Carrie (Gregson's old partner) talks to the camera about how she's interrogating Wade Crewes. Gregson brings him a black coffee. Holmes runs upstairs and says he needs Watson because this is something bigger than the two of them. And also because it has a moral component, which is something she's better at.
Holmes says that the first interrogation had a paper cup, but that the second had a mug. And it looks like the one at the crime scene. Watson agrees that it's the same one. Holmes: "The evidence was planted. And it was Captain Gregson who gave him that mug."
Holmes interrupts Gregson while he's pouring coffee. He asks why he asked him to watch the tape.
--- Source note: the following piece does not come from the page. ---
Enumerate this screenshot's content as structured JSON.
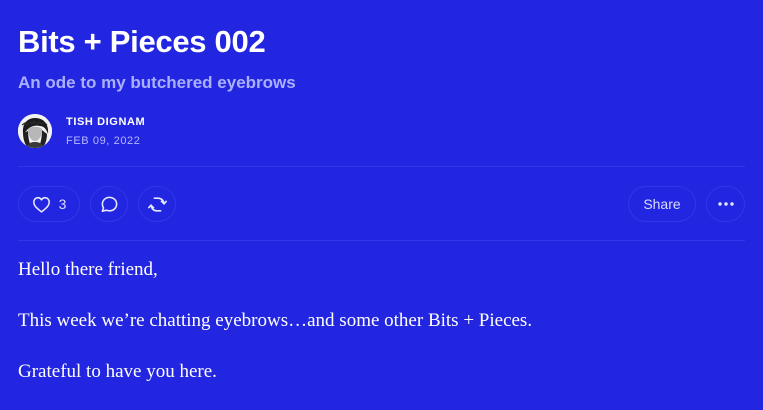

Obviously Holmes was going to notice. Gregson takes off his coat as Holmes talks to him about how he's sure any framing was done out of frustration. Gregson does a good job of not talking while Holmes babbles. He says he never planted evidence. Holmes asks how the mug showed up at the crime scene, and Gregson violently opens the door for Holmes to get the hell out of his office.
Holmes comes downstairs at the brownstone, unsatisfied. Watson offers him the letters and he takes them stiffly. She says she didn't read them: "Whatever happened, this is not how I want to find out about it." And she says she won't ask him about them anymore. Holmes thanks her (slightly less stiffly), then puts the letters in the blender. He explains that he left them at the rehab facility because he didn't want them anymore.
Holmes has restarted the old Crewes investigation. One early suspect, Victor Nardan, has been in jail for twelve years, then came out three weeks ago. The police have lost track of him, but the jail photos show that he has tattoos for Chechnya's premier football club. Holmes concludes, "Wherever he is, he will want to watch his beloved team." There are only three bars in New York that show Chechen football and they're all within walking distance of a specific hotel. No Victor Nardan, but there's a Victor Jones, which is his official alias.